Rune Larsen is the last 'mask' that Harriet uses. Unfortunately, his celebrity hid his darker nature and proclivities. After he assisted Harriet in producing a piece called Beneath, Harriet was ready, at long last, to make the big reveal....that she had produced all of the work over the last five years that all of the art world had been amazed by. Unfortunately, Rune turns the tables on Harriet and refuses to state that anyone other than himself created the work. She is furious and begins a campaign to discredit him. This backfires on her and paints her as a lunatic.

Saddened, angry, and humiliated, Harriet pulls herself together and begins a huge campaign to establish the fact that she was the creator of the various works. Anton and Phinny both come forward and agree that they did not create the works. However, Rune remains staunchly firm in his convictions and continues to paint Harry as a crazy, lonely, slightly psychotic woman artist whose desire to be famous was unobtainable due to her lack of talent.

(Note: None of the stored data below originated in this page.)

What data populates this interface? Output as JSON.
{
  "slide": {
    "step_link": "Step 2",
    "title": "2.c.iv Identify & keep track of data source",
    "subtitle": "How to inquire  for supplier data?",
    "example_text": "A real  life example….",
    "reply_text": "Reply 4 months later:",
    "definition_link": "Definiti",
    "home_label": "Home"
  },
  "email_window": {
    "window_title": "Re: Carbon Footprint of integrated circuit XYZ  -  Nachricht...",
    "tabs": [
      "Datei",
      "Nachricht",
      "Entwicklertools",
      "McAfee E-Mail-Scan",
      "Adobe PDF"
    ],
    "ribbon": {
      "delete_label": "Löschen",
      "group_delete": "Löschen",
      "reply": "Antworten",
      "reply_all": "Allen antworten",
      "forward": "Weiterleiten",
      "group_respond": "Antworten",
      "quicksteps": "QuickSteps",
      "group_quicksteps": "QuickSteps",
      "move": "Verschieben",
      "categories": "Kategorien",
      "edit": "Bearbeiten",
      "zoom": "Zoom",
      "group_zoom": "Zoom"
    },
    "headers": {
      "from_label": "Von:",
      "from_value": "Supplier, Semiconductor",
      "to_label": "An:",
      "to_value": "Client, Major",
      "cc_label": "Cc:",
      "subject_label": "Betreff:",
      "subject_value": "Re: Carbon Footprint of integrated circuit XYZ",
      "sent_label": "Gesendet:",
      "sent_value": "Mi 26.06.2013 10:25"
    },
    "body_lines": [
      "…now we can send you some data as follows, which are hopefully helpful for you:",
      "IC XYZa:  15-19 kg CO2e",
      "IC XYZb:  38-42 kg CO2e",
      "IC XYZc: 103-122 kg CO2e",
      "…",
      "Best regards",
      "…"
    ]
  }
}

Unfortunately, Harriet's health takes a turn for the worse and she is diagnosed with cancer. Slightly after a drastic surgery that removed all of her reproductive organs, Harry learns that Rune has died while creating his next art piece. Even in his death, which many thought was a suicide, he has managed to stab Harry in the back. His newest work included and incorporated elements from their earlier work, Beneath, thus convincing the art world that he was the one responsible for Beneath.

Harry dies an agonizing death, and does not achieve the recognition that she felt she deserved. However, two years after her death, Hess writes, her work was reevaluated and light was shed on the nature of the work. At the time of publication of The Blazing World, Harriet's work had been selected for a showing at a prestigious gallery in Manhattan. After her death she achieved what she'd worked a lifetime for.